Published by Editions de Barbotin, ISBN 2-9520988-0-8, 50 pages plus fold-out plans.

I found this at the Trucks & Tracks show 2004 and was very pleased to spot it. It is bilingual English/French and very comprehensive for such a small book.
The text covers the whole S 35 story from the original concept through war service in 1940, but it doesn’t stop there. There was also a self-propelled gun version with a 75mm cannon, the SAu 40, and that’s here too. It was only built as a prototype but did see active service in 1940 against the Germans. S 35s were, of course taken into German service and their use is covered here as you would expect. However, they were also held by the French Army in Tunisia with the excuse that they might be needed to defend against an Allied invasion – and promptly used in Free French service when that invasion happened. Even less known outside France is that some had been squirreled away from German eyes and were brought back into service after the liberation, fighting in the La Rochelle sector. All of this is described in the text and shown in some rare photographs.

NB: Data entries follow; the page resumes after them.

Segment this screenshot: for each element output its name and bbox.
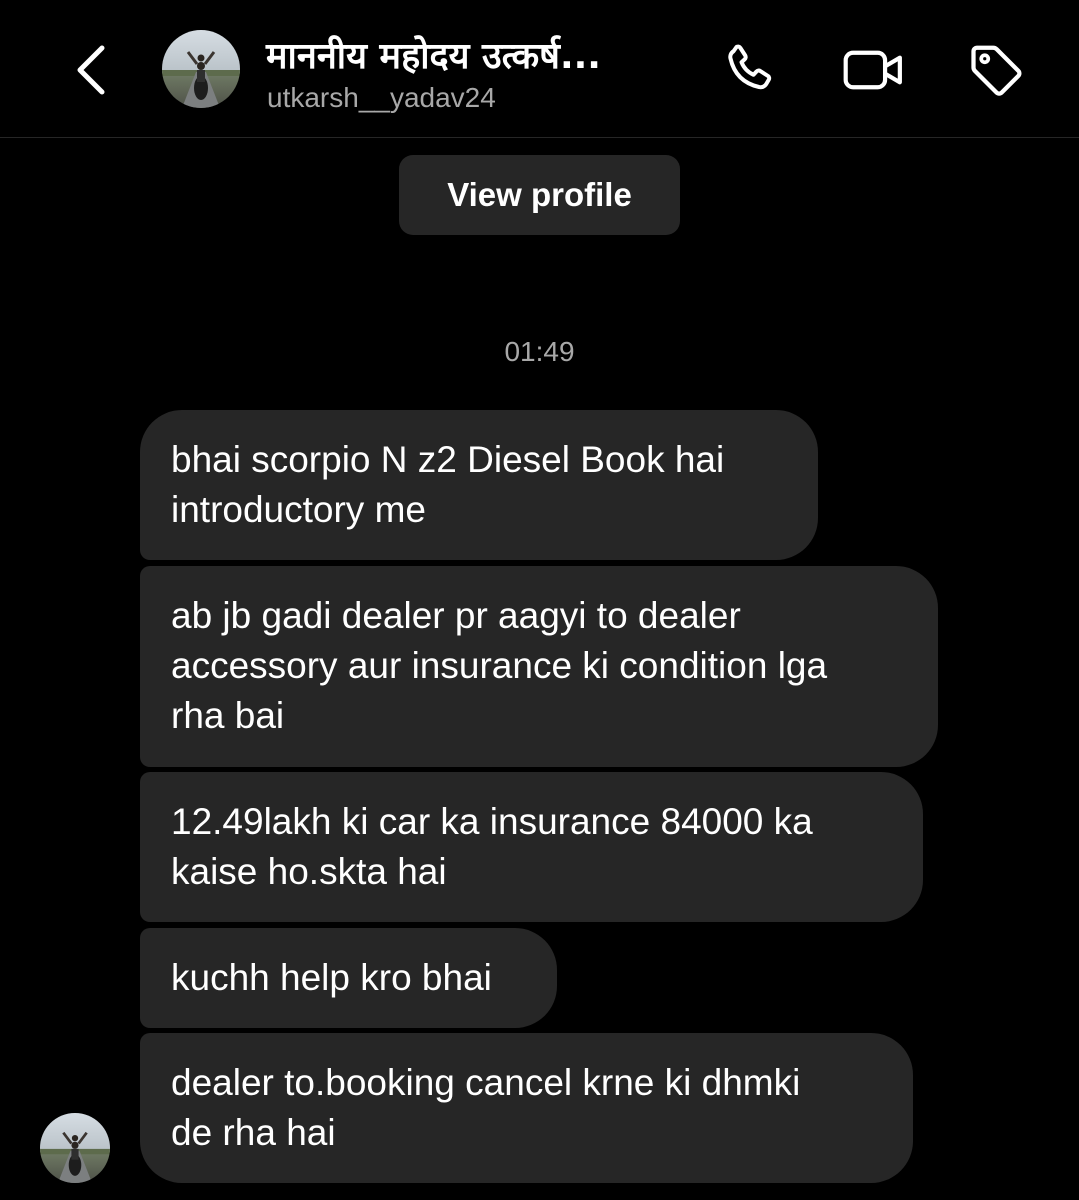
tag-icon — [971, 45, 1022, 96]
tag-button[interactable] — [964, 38, 1028, 102]
contact-avatar[interactable] — [162, 30, 240, 108]
contact-username[interactable]: utkarsh__yadav24 — [267, 82, 496, 114]
back-button[interactable] — [60, 36, 120, 104]
audio-call-button[interactable] — [718, 38, 782, 102]
chat-header: माननीय महोदय उत्कर्ष... utkarsh__yadav24 — [0, 0, 1079, 138]
message-bubble[interactable]: 12.49lakh ki car ka insurance 84000 ka k… — [140, 772, 923, 922]
message-bubble[interactable]: ab jb gadi dealer pr aagyi to dealer acc… — [140, 566, 938, 767]
chevron-left-icon — [77, 45, 105, 95]
sender-avatar[interactable] — [40, 1113, 110, 1183]
message-bubble[interactable]: bhai scorpio N z2 Diesel Book hai introd… — [140, 410, 818, 560]
video-camera-icon — [843, 50, 902, 90]
contact-name[interactable]: माननीय महोदय उत्कर्ष... — [266, 30, 601, 79]
message-timestamp: 01:49 — [504, 336, 575, 367]
message-bubble[interactable]: dealer to.booking cancel krne ki dhmki d… — [140, 1033, 913, 1183]
view-profile-button[interactable]: View profile — [399, 155, 680, 235]
phone-icon — [728, 44, 772, 90]
video-call-button[interactable] — [842, 38, 906, 102]
message-bubble[interactable]: kuchh help kro bhai — [140, 928, 557, 1028]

Speaking of the photographs, there’s an excellent selection here showing prewar service, wartime use up to June 1940, German use and modifications, and even internal details. There’s also a colour photo section of internal and external details of a preserved tank at Saumur. This is followed by a good description, with colour diagrams, of the markings carried up to June 1940 and then by 10 colour side-view plates of camouflage and markings including the SAu 40 in its active-service colours. Finally, there are fold-out 5-view plans of the S 35 and the SAu 40 in both 1/72 and /35 scales.

This book is just what’s needed by anyone building the Heller 1/35 kit – I wish it had been available when I built mine – and there’s quite enough here to allow a conversion to the ultra-rare SAu 40. I really do hope that the team will go on to produce similar books on other French tanks. Highly recommended!